Record

Thursday, January 30, 2025

Multimodal

It refers to the capability of a model to accept more than 1 types of input, for example text and picture.

It refers to the capabilities exhibited by a model which is not explicitely programmed into. It is like a bonus emerging from the final model. For example, abilities to summarize, or doing arithmetics are such capabilities.

Prompt Engineering

A discipline to craft input given to LLM that will increase its accuracy and coherence. It is to modify the output by manipulate the input using specific words or format.

Chain of thought prompting ask the model to generate intermediate steps before the final output.

Few-shot and zero-dot prompting is used to trigger chain of thought prompting.

Self-consistent promoting involved asking the question multiple time

Knowledge prompting is to provide additional info to the model with the prompt

Wednesday, January 29, 2025

Fine tuning LLM

Fine tuning is to train a pre-train model on specific task so sharpen the response on such niche area. This can be done by training part of the model (kept rest unchanged).

Training LLM

The model is tweaked to maximise the likelihood of the training data (maximum likelihood estimation).

Autoregression is to predict the next word in sequence. Masked training is to mask out part of sentence and let the model to fill in the blanks.

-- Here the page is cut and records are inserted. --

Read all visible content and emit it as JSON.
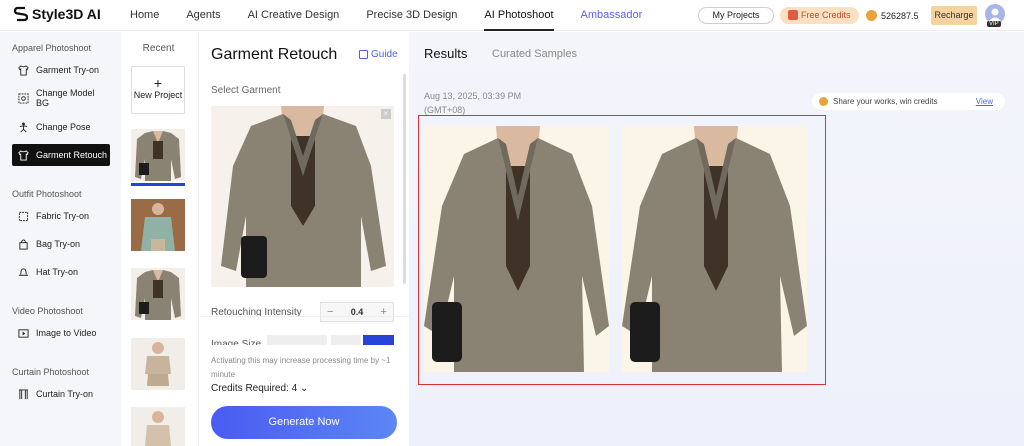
{
  "brand": {
    "name": "Style3D AI"
  },
  "nav": {
    "items": [
      {
        "label": "Home"
      },
      {
        "label": "Agents"
      },
      {
        "label": "AI Creative Design"
      },
      {
        "label": "Precise 3D Design"
      },
      {
        "label": "AI Photoshoot"
      },
      {
        "label": "Ambassador"
      }
    ],
    "active": "AI Photoshoot"
  },
  "account": {
    "my_projects": "My Projects",
    "free_credits": "Free Credits",
    "credits_balance": "526287.5",
    "recharge": "Recharge",
    "vip": "VIP"
  },
  "sidebar": {
    "sections": [
      {
        "title": "Apparel Photoshoot",
        "items": [
          {
            "label": "Garment Try-on",
            "icon": "shirt-icon"
          },
          {
            "label": "Change Model BG",
            "icon": "background-icon"
          },
          {
            "label": "Change Pose",
            "icon": "pose-icon"
          },
          {
            "label": "Garment Retouch",
            "icon": "retouch-icon",
            "active": true
          }
        ]
      },
      {
        "title": "Outfit Photoshoot",
        "items": [
          {
            "label": "Fabric Try-on",
            "icon": "fabric-icon"
          },
          {
            "label": "Bag Try-on",
            "icon": "bag-icon"
          },
          {
            "label": "Hat Try-on",
            "icon": "hat-icon"
          }
        ]
      },
      {
        "title": "Video Photoshoot",
        "items": [
          {
            "label": "Image to Video",
            "icon": "video-icon"
          }
        ]
      },
      {
        "title": "Curtain Photoshoot",
        "items": [
          {
            "label": "Curtain Try-on",
            "icon": "curtain-icon"
          }
        ]
      }
    ]
  },
  "recent": {
    "title": "Recent",
    "new_project": "New Project"
  },
  "panel": {
    "title": "Garment Retouch",
    "guide": "Guide",
    "select_garment": "Select Garment",
    "intensity_label": "Retouching Intensity",
    "intensity_value": "0.4",
    "image_size_label": "Image Size",
    "note": "Activating this may increase processing time by ~1 minute",
    "credits_required": "Credits Required: 4",
    "generate": "Generate Now"
  },
  "results": {
    "tabs": [
      {
        "label": "Results"
      },
      {
        "label": "Curated Samples"
      }
    ],
    "datetime": "Aug 13, 2025, 03:39 PM (GMT+08)",
    "share_text": "Share your works, win credits",
    "share_view": "View"
  },
  "colors": {
    "accent": "#2743d8",
    "highlight_border": "#d93333",
    "amb": "#5b5ef7"
  }
}
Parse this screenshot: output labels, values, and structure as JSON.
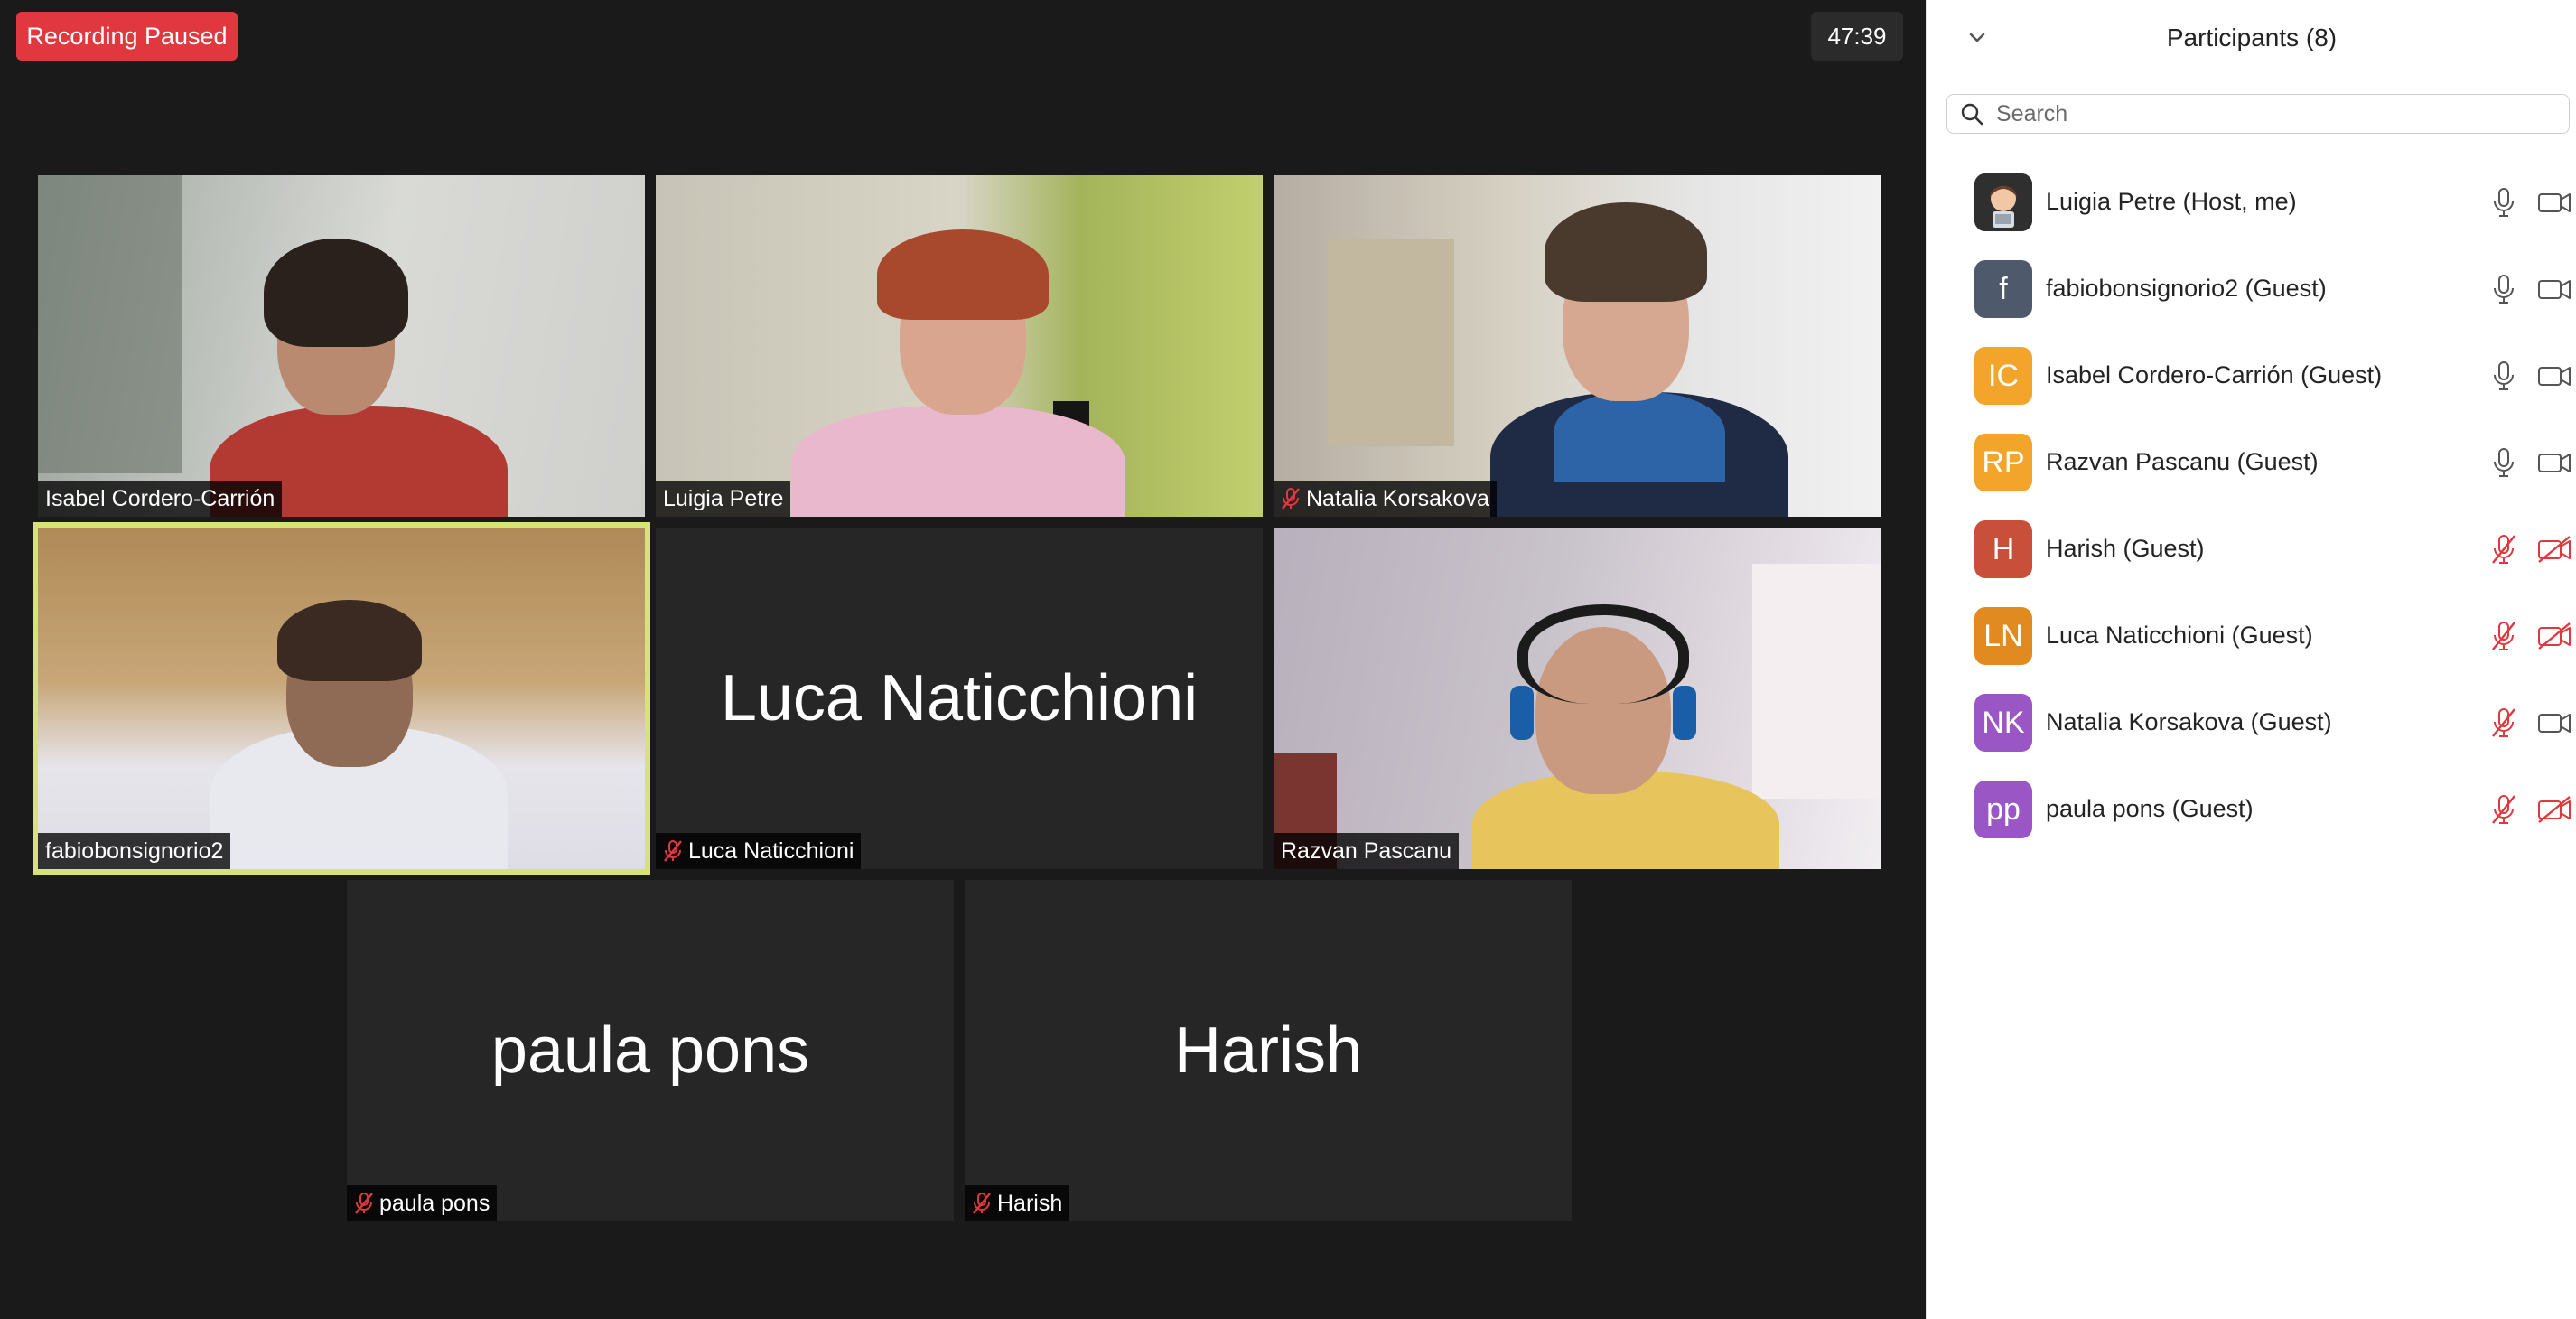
{
  "recording_badge": "Recording Paused",
  "timer": "47:39",
  "tiles": [
    {
      "name": "Isabel Cordero-Carrión",
      "video": true,
      "muted": false
    },
    {
      "name": "Luigia Petre",
      "video": true,
      "muted": false
    },
    {
      "name": "Natalia Korsakova",
      "video": true,
      "muted": true
    },
    {
      "name": "fabiobonsignorio2",
      "video": true,
      "muted": false,
      "active_speaker": true
    },
    {
      "name": "Luca Naticchioni",
      "big_name": "Luca Naticchioni",
      "video": false,
      "muted": true
    },
    {
      "name": "Razvan Pascanu",
      "video": true,
      "muted": false
    },
    {
      "name": "paula pons",
      "big_name": "paula pons",
      "video": false,
      "muted": true
    },
    {
      "name": "Harish",
      "big_name": "Harish",
      "video": false,
      "muted": true
    }
  ],
  "panel": {
    "title": "Participants (8)",
    "search_placeholder": "Search",
    "participants": [
      {
        "name": "Luigia Petre (Host, me)",
        "initials": "",
        "avatar_color": "#3b3b3b",
        "mic": "on",
        "cam": "on"
      },
      {
        "name": "fabiobonsignorio2 (Guest)",
        "initials": "f",
        "avatar_color": "#4e5a6b",
        "mic": "on",
        "cam": "on"
      },
      {
        "name": "Isabel Cordero-Carrión (Guest)",
        "initials": "IC",
        "avatar_color": "#f2a52a",
        "mic": "on",
        "cam": "on"
      },
      {
        "name": "Razvan Pascanu (Guest)",
        "initials": "RP",
        "avatar_color": "#f2a52a",
        "mic": "on",
        "cam": "on"
      },
      {
        "name": "Harish (Guest)",
        "initials": "H",
        "avatar_color": "#c8503a",
        "mic": "off",
        "cam": "off"
      },
      {
        "name": "Luca Naticchioni (Guest)",
        "initials": "LN",
        "avatar_color": "#e08a1f",
        "mic": "off",
        "cam": "off"
      },
      {
        "name": "Natalia Korsakova (Guest)",
        "initials": "NK",
        "avatar_color": "#9a56c4",
        "mic": "off",
        "cam": "on"
      },
      {
        "name": "paula pons (Guest)",
        "initials": "pp",
        "avatar_color": "#9a56c4",
        "mic": "off",
        "cam": "off"
      }
    ]
  }
}
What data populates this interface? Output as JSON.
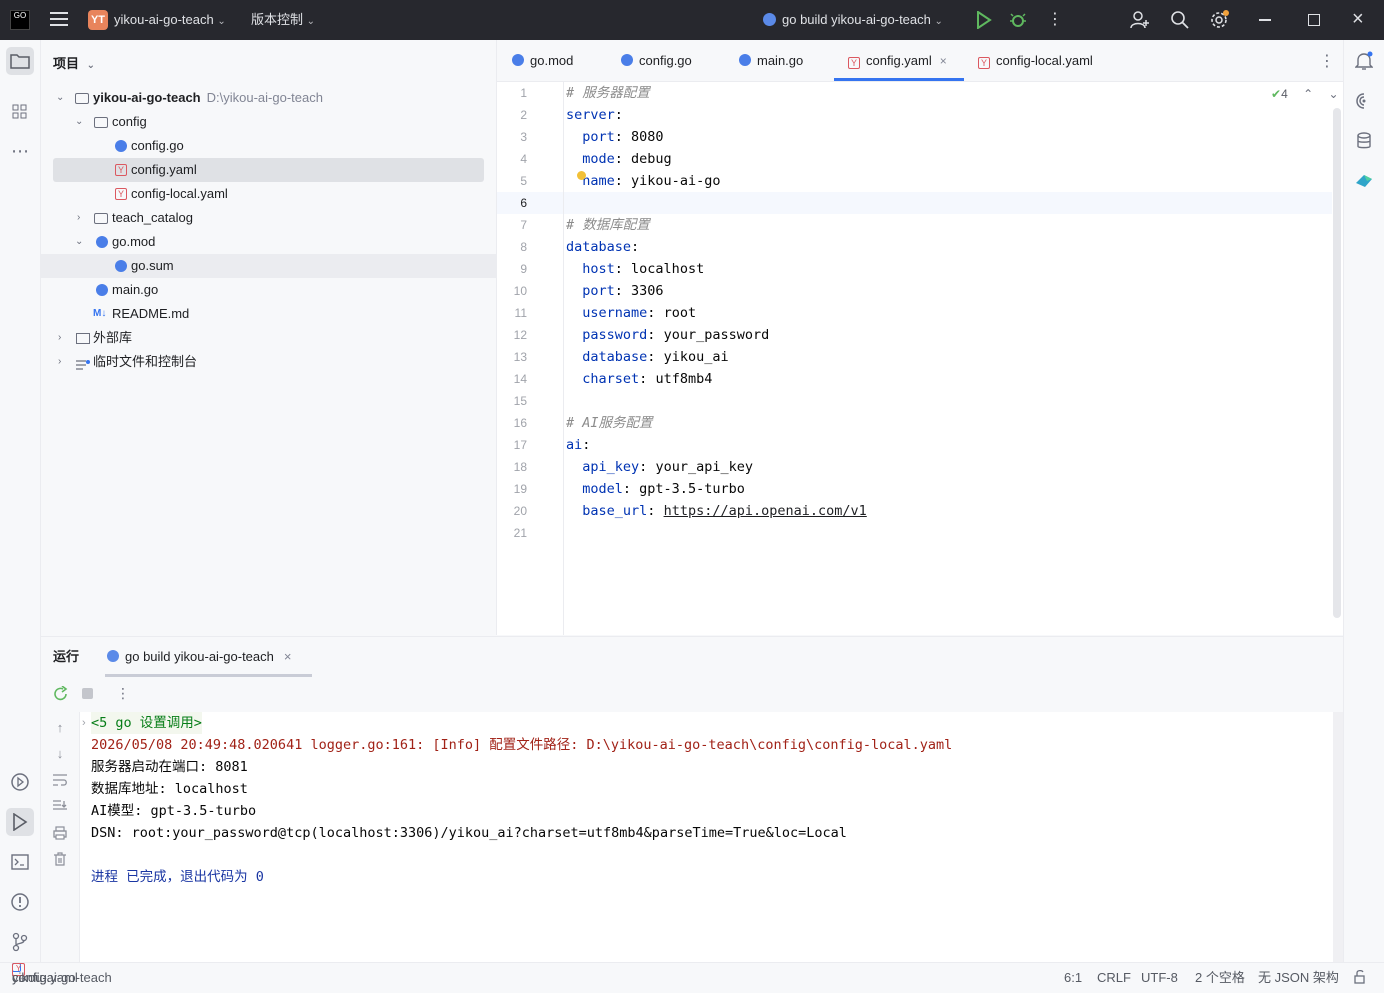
{
  "titlebar": {
    "logo": "GO",
    "project_badge": "YT",
    "project_name": "yikou-ai-go-teach",
    "vcs_label": "版本控制",
    "run_config": "go build yikou-ai-go-teach",
    "icons": [
      "hamburger-icon",
      "run-icon",
      "debug-icon",
      "more-icon",
      "add-user-icon",
      "search-icon",
      "settings-icon",
      "minimize-icon",
      "maximize-icon",
      "close-icon"
    ]
  },
  "project_panel": {
    "title": "项目",
    "tree": [
      {
        "label": "yikou-ai-go-teach",
        "path": "D:\\yikou-ai-go-teach"
      },
      {
        "label": "config"
      },
      {
        "label": "config.go"
      },
      {
        "label": "config.yaml"
      },
      {
        "label": "config-local.yaml"
      },
      {
        "label": "teach_catalog"
      },
      {
        "label": "go.mod"
      },
      {
        "label": "go.sum"
      },
      {
        "label": "main.go"
      },
      {
        "label": "README.md",
        "icon_text": "M↓"
      },
      {
        "label": "外部库"
      },
      {
        "label": "临时文件和控制台"
      }
    ]
  },
  "tabs": [
    {
      "label": "go.mod"
    },
    {
      "label": "config.go"
    },
    {
      "label": "main.go"
    },
    {
      "label": "config.yaml",
      "close": "×"
    },
    {
      "label": "config-local.yaml"
    }
  ],
  "editor": {
    "inspection_count": "4",
    "line_numbers": [
      "1",
      "2",
      "3",
      "4",
      "5",
      "6",
      "7",
      "8",
      "9",
      "10",
      "11",
      "12",
      "13",
      "14",
      "15",
      "16",
      "17",
      "18",
      "19",
      "20",
      "21"
    ],
    "lines": [
      {
        "comment": "# 服务器配置"
      },
      {
        "key": "server",
        "sep": ":"
      },
      {
        "indent": "  ",
        "key": "port",
        "sep": ": ",
        "value": "8080"
      },
      {
        "indent": "  ",
        "key": "mode",
        "sep": ": ",
        "value": "debug"
      },
      {
        "indent": "  ",
        "key": "name",
        "sep": ": ",
        "value": "yikou-ai-go"
      },
      {},
      {
        "comment": "# 数据库配置"
      },
      {
        "key": "database",
        "sep": ":"
      },
      {
        "indent": "  ",
        "key": "host",
        "sep": ": ",
        "value": "localhost"
      },
      {
        "indent": "  ",
        "key": "port",
        "sep": ": ",
        "value": "3306"
      },
      {
        "indent": "  ",
        "key": "username",
        "sep": ": ",
        "value": "root"
      },
      {
        "indent": "  ",
        "key": "password",
        "sep": ": ",
        "value": "your_password"
      },
      {
        "indent": "  ",
        "key": "database",
        "sep": ": ",
        "value": "yikou_ai"
      },
      {
        "indent": "  ",
        "key": "charset",
        "sep": ": ",
        "value": "utf8mb4"
      },
      {},
      {
        "comment": "# AI服务配置"
      },
      {
        "key": "ai",
        "sep": ":"
      },
      {
        "indent": "  ",
        "key": "api_key",
        "sep": ": ",
        "value": "your_api_key"
      },
      {
        "indent": "  ",
        "key": "model",
        "sep": ": ",
        "value": "gpt-3.5-turbo"
      },
      {
        "indent": "  ",
        "key": "base_url",
        "sep": ": ",
        "value": "https://api.openai.com/v1"
      },
      {}
    ]
  },
  "run_panel": {
    "title": "运行",
    "tab_label": "go build yikou-ai-go-teach",
    "tab_close": "×",
    "console": [
      "<5 go 设置调用>",
      "2026/05/08 20:49:48.020641 logger.go:161: [Info] 配置文件路径: D:\\yikou-ai-go-teach\\config\\config-local.yaml",
      "服务器启动在端口: 8081",
      "数据库地址: localhost",
      "AI模型: gpt-3.5-turbo",
      "DSN: root:your_password@tcp(localhost:3306)/yikou_ai?charset=utf8mb4&parseTime=True&loc=Local",
      "",
      "进程 已完成，退出代码为 0"
    ]
  },
  "statusbar": {
    "breadcrumb": [
      "yikou-ai-go-teach",
      "config",
      "config.yaml"
    ],
    "position": "6:1",
    "line_sep": "CRLF",
    "encoding": "UTF-8",
    "indent": "2 个空格",
    "schema": "无 JSON 架构"
  },
  "colors": {
    "accent": "#3574f0",
    "titlebar": "#27282e",
    "yaml_key": "#0033b3",
    "yaml_value": "#067d17",
    "run_green": "#4aa34a"
  }
}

NSP next sentence prediction let the model to predicts whether a pair of sentence appear consecutively in the training corpus. This let model to fine tune narrative flow and coherence.

The training cost is high but the inference cost is less about 4.5 to 1

Tokenization

Tokenizarion is to dissect the text into smaller units. The unit must not always be word. It can be a character, a phrase or symbols. Tokenization enables us to grapple the complication of language (vocabulary, format, grammar etc). This allows significant reduction in compute and memory resources required for the model.

Different model build may use different Tokenization methods - rule based, statistical or neural. The number of token affect the computation required by the model to process. Therefore, the charge by model is based on number of token input.

Attention

Attention mechanism is like placing bookmarks on a lengthy text. The bookmark enables one to keep track of important or significant portion of the text which can be used to produce output later in time. By focusing on these parts of inputs, the output become more accurate and contextual.

Self attention is a variant that capture relationships between different part of input sequence, regardless of their distances in the text.